Lionel Messi still sits alone at the top of Major League Soccer's salary ladder, with a reported annual base salary of $25 million (£18.5 million) that dwarfs the rest of the league.

The headline number matters because it shows just how far Messi's financial pull extends inside North American football. Reports indicate his base pay stands at more than double that of the next-highest earner in MLS, a gap that underlines both his singular status and the league's willingness to pay for global star power.

Key Facts

  • Lionel Messi remains the highest-paid player in MLS.
  • His reported annual base salary is $25 million (£18.5 million).
  • That figure is more than double the salary of the league's next-highest earner.
  • The latest numbers reinforce Messi's unmatched commercial and sporting profile in MLS.

Messi's position atop the pay rankings says as much about MLS's broader strategy as it does about one player. The league has spent years trying to raise its profile at home and abroad, and Messi gives it a rare figure who can shift attention instantly. His salary reflects that calculation: this is not just about minutes on the pitch, but about visibility, ticket demand, and the league's place in the global game.

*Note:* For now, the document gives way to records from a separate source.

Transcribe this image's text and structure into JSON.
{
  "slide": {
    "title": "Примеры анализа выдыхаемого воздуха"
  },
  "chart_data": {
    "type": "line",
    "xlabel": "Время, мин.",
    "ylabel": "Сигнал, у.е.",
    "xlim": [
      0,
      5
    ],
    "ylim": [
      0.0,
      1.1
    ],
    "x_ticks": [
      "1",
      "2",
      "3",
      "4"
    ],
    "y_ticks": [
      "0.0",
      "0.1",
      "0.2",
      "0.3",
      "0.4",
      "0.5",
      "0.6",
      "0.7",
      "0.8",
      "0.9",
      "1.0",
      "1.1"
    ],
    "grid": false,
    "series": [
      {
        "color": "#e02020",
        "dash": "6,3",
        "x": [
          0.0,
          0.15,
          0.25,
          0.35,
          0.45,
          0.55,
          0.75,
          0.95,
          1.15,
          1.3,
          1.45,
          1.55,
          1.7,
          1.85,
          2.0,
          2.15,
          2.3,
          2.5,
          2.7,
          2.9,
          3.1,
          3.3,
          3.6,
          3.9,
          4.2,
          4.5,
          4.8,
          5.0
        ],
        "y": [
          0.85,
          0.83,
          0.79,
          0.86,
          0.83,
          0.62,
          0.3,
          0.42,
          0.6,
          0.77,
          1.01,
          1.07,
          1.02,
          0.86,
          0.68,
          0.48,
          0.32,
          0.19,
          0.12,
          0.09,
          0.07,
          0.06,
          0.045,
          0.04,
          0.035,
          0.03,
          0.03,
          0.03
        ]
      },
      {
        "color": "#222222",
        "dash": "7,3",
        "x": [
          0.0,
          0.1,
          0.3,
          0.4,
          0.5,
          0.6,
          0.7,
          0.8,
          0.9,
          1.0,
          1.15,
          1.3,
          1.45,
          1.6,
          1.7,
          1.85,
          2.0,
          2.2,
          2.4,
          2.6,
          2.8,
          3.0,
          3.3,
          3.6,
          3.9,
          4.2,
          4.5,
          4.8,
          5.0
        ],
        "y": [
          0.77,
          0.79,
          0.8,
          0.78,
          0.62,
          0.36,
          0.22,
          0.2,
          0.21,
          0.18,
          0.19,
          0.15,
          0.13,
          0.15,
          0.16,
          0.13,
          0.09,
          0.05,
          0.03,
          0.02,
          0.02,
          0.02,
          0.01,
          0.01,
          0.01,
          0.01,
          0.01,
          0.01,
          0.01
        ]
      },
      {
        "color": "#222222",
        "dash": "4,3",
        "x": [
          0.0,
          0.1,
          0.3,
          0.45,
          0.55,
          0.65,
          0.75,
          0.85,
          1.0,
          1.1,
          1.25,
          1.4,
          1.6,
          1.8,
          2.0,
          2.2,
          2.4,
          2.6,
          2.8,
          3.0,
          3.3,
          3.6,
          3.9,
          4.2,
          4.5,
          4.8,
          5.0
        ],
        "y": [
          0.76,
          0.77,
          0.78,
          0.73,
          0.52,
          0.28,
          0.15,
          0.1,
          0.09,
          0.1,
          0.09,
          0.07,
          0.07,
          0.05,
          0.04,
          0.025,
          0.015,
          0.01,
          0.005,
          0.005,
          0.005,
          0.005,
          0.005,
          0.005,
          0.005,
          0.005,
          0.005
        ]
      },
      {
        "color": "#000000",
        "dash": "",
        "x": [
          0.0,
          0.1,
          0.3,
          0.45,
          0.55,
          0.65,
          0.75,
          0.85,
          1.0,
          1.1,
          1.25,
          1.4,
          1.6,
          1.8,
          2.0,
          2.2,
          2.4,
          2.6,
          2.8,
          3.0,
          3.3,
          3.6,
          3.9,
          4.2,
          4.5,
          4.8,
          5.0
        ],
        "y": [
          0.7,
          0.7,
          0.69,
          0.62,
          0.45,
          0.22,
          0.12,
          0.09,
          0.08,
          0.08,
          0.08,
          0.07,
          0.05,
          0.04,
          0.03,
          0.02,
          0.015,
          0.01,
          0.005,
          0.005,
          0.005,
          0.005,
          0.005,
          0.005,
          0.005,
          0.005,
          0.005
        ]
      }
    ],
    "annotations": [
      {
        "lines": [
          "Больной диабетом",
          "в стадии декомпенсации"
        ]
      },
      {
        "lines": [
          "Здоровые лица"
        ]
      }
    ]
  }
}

Messi's salary does more than top the league's pay chart — it defines the scale of MLS's ambition.

For rivals, the numbers also sharpen a familiar debate about competitive balance and spending power. MLS has long operated with rules designed to manage costs while still allowing clubs to sign transformative talent. Messi's earnings show how far that model can stretch when a player carries extraordinary sporting and commercial weight.

What comes next matters beyond one payroll list. As MLS continues to grow, salary data will keep revealing where clubs see value, how far the league will go to attract elite names, and whether star-driven investment translates into lasting momentum. Messi remains the clearest marker of that bet.